In the last month (between 4 March and 4 April), the state saw 55,512 additional Covid-19 cases and 468 deaths (see box).
A month ago, the number of active cases had reduced to just 2,990, but it currently stands at 38,450 — a rise of 1,185 per cent in the last month alone.
All this in a state that has a population density of just about 189 per square km against a national average of 382 (2011 census data).
Though Chhattisgarh’s case fatality rate, at 1.23 per cent, is still lower than the national average, the absolute numbers of deaths in the last few days have caused alarm.
“Their healthcare facilities are clearly not prepared. That is what is causing the deaths,” the official quoted above added.
The state, however, is one of the leaders in vaccination coverage. Despite the initial reluctance to use Covaxin when the efficacy data for the indigenous vaccine was not available, Chhattisgarh has managed to vaccinate about 5.59 per cent of its population with at least one dose of the vaccine, against a national average of 3.72 per cent.
Singh Deo said the state has been pushing its limits in this department but the supplies from the Centre have become a limiting factor. “This month we did between 2,34,397 and 3,26,012 vaccinations every day. But today we hardly did any because there were no supplies,” he said. “Now we have got 3,25,000 doses but this restricted supply line also means every day from the districts one van has to go to collect the vaccines. We have told the Union health minister that if that’s what is needed, we will do it but give us a plan so that we do not get to a point where people come to get the shot and are told we have run out.”
Of the total 1,04,26,325 fully vaccinated Indians, 3,51,359 are in Chhattisgarh, according to data available with the Ministry of Health and Family Welfare.
The problem, says public health activist Yogesh Jain who is based out of Chhattisgarh, is that the Government of India declared victory too soon.
The political establishment and the scientific community has made mistakes by declaring premature termination of the pandemic in some of their utterances and through their decisions, and it is not fair to blame only the people at large for letting their guard down, he said.

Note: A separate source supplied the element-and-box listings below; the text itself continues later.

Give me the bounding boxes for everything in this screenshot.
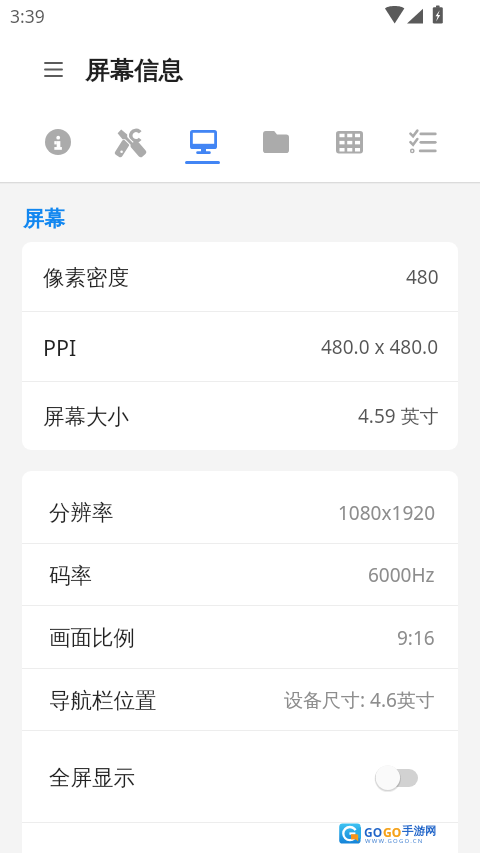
button[interactable]	[22, 823, 458, 853]
staticText: 480	[406, 264, 439, 290]
button[interactable]: 导航栏位置	[22, 669, 458, 731]
button[interactable]: Menu	[31, 47, 76, 91]
button[interactable]: Grid	[312, 104, 385, 182]
staticText: 1080x1920	[338, 500, 435, 526]
staticText: 全屏显示	[49, 764, 135, 791]
staticText: 手游网	[402, 824, 437, 838]
staticText: 导航栏位置	[49, 687, 157, 714]
staticText: 画面比例	[49, 624, 135, 651]
staticText: 屏幕大小	[43, 403, 129, 430]
button[interactable]: Files	[239, 104, 312, 182]
button[interactable]: Tools	[94, 104, 166, 182]
staticText: 像素密度	[43, 264, 129, 291]
staticText: GO	[383, 824, 402, 840]
staticText: 码率	[49, 562, 92, 589]
staticText: GO	[364, 824, 383, 840]
button[interactable]: 全屏显示	[22, 731, 458, 823]
button[interactable]: 像素密度	[22, 242, 458, 312]
staticText: 分辨率	[49, 499, 114, 526]
button[interactable]: Display	[166, 104, 239, 182]
button[interactable]: 屏幕大小	[22, 382, 458, 450]
button[interactable]: PPI	[22, 312, 458, 382]
staticText: 9:16	[397, 625, 435, 651]
staticText: 屏幕	[23, 206, 65, 232]
button[interactable]: Info	[22, 104, 94, 182]
staticText: 屏幕信息	[85, 55, 183, 86]
staticText: 4.59 英寸	[358, 403, 439, 429]
button[interactable]: 分辨率	[22, 481, 458, 544]
staticText: WWW.GOGO.CN	[365, 837, 424, 845]
button[interactable]: 画面比例	[22, 606, 458, 669]
staticText: 3:39	[10, 4, 45, 28]
staticText: PPI	[43, 333, 77, 362]
staticText: 6000Hz	[368, 562, 435, 588]
button[interactable]: Checklist	[385, 104, 458, 182]
staticText: 480.0 x 480.0	[321, 334, 439, 360]
staticText: 设备尺寸: 4.6英寸	[284, 687, 435, 713]
button[interactable]: 码率	[22, 544, 458, 606]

“The supermodel commissioned by the Government of India had predicted that the pandemic would be over by February. We did not have any surveillance plan or strategy to predict or act early on and the second wave caught us off guard,” he added. “The entire pandemic response is being treated as a law and order thing and not a health issue. Why is the home ministry looking after health?”
In Chhattisgarh, he said, the disease is still mostly limited to the urban areas of Durg, Rajnandgaon, Raipur in the western parts of the state and there is an “incremental trend” in Bilaspur, Raigarh and Ambikapur.